‹ Semua renungan

Rabu, 25 Oktober 2028

Yang Banyak Dipercaya

Diberi titipan itu terasa manis sekaligus berat. Ketika seseorang menyerahkan kunci rumahnya, atau menitipkan anaknya, atau memercayakan uangnya, ada rasa dihormati. Tetapi bersamaan dengan itu datang beban yang tidak ringan: kepercayaan menuntut pertanggungjawaban. Makin besar yang dititipkan, makin besar pula yang dipertaruhkan.

Yesus berbicara tentang seorang pengurus rumah yang dipercaya tuannya mengatur para hamba dan membagikan makanan pada waktunya. Kalau ia setia, ia berbahagia dan akan diangkat menjadi pengawas segala milik tuannya. Tetapi kalau ia menyalahgunakan kepercayaan itu, berpesta dan menindas sesama hamba karena mengira tuannya tak kunjung pulang, ganjarannya berat.
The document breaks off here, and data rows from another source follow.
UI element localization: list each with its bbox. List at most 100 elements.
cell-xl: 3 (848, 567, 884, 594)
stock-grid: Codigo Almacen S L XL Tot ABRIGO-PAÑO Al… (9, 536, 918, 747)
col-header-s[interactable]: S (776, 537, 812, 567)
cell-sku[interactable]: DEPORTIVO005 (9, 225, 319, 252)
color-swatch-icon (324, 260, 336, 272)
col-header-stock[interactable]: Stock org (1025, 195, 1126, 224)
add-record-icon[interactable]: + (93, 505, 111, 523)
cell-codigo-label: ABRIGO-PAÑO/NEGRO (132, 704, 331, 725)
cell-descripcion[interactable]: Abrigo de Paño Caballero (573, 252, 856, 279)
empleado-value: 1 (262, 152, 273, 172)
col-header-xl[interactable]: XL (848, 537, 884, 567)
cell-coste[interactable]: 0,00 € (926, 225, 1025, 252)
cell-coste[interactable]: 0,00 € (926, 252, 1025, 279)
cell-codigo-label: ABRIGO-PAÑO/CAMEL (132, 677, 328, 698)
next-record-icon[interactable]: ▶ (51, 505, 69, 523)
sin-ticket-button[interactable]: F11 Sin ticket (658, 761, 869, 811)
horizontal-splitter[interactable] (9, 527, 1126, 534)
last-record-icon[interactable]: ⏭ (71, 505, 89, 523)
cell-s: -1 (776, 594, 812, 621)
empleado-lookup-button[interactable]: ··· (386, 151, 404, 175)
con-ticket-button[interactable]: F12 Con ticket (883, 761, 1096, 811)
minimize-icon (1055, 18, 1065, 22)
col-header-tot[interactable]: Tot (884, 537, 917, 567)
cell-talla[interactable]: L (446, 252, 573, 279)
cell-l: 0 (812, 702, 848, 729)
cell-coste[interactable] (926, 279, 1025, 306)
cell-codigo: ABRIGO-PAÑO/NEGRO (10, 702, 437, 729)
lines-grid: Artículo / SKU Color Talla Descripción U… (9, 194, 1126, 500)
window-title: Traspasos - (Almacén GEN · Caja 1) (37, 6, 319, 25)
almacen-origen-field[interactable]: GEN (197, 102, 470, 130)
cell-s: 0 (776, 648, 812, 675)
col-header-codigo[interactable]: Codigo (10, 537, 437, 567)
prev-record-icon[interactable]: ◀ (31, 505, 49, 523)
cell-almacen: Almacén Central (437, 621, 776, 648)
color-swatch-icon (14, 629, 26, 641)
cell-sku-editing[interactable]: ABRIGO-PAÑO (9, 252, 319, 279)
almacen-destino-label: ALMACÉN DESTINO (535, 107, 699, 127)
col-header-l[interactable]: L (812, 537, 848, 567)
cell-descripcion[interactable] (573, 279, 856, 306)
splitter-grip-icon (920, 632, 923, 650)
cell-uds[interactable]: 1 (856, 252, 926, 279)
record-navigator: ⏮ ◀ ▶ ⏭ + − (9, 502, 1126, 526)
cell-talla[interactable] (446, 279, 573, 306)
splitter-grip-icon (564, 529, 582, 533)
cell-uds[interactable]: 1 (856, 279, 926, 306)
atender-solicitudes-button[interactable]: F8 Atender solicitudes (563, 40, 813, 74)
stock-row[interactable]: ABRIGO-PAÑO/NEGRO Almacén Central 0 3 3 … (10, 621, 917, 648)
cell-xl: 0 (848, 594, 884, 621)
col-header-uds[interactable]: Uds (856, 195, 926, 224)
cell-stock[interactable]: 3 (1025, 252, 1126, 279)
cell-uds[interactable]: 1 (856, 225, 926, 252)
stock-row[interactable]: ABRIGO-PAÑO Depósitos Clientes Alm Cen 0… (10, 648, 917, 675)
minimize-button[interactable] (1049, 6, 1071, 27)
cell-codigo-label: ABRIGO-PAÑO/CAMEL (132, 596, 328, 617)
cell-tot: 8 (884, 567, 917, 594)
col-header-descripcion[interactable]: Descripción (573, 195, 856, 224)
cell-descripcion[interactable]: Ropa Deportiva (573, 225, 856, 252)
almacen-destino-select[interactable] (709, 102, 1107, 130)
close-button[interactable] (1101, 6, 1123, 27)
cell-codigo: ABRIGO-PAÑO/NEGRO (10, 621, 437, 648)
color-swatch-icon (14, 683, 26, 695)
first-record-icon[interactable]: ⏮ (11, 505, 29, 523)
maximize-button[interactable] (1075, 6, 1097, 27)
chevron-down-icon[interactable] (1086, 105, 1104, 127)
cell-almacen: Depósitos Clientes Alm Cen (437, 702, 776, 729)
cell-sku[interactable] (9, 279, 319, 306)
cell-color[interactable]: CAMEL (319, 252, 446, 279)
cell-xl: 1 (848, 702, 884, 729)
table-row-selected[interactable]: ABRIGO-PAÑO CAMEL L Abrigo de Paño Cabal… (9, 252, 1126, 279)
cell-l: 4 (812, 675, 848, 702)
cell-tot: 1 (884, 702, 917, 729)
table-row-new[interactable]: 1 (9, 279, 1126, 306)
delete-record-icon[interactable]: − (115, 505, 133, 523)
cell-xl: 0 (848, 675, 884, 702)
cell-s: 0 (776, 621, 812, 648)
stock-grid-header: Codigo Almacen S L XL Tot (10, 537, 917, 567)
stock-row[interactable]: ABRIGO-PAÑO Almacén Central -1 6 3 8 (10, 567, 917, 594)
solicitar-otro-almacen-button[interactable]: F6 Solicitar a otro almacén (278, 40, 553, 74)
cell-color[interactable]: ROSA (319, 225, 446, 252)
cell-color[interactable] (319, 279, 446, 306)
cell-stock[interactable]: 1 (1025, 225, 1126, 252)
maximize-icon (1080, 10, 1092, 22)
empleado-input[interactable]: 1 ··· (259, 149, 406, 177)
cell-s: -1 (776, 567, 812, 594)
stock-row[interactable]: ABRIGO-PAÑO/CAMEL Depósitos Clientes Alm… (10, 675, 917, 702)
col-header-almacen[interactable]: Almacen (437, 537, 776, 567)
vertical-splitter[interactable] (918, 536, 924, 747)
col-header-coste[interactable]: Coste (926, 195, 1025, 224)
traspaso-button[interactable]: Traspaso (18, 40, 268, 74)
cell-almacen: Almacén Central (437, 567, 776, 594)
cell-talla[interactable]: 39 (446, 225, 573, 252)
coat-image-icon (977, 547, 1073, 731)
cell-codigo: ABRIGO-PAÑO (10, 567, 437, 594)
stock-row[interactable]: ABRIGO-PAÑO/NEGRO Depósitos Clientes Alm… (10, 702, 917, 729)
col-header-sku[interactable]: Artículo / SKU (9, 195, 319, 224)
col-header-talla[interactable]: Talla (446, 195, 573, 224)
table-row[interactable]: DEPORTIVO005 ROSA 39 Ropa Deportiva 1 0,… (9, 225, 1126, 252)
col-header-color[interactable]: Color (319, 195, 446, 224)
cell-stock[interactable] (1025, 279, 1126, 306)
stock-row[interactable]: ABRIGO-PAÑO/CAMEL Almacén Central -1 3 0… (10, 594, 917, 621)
Lalu Yesus mengucapkan kalimat yang menjadi kunci: setiap orang yang kepadanya banyak diberi, dari padanya akan banyak dituntut. Kepercayaan bukan hadiah untuk dinikmati diam-diam, melainkan tanggung jawab yang harus dipertanggungjawabkan. Talenta, jabatan, kesehatan, waktu, bahkan iman, semuanya titipan.

Ini sekaligus menghibur dan menegur. Menghibur, sebab berarti Tuhan sungguh memercayai kita, bukan menganggap kita tak berguna. Menegur, sebab kepercayaan itu akan ditanya kembali. Kita bukan pemilik, melainkan pengurus.

Paulus menyebut dirinya pelayan yang dipercayakan tugas memberitakan kekayaan Kristus yang tak terduga, meski ia merasa paling hina di antara orang kudus. Kepercayaan besar diberikan justru kepada orang yang menyadari dirinya kecil.

Hari ini, kepercayaan mana yang sedang kita nikmati sebagai milik, padahal seharusnya kita urus sebagai titipan?

Tuhan, apa pun yang Kaupercayakan padaku, ajarilah aku mengurusnya dengan setia, sebagai hamba, bukan pemilik. Amin.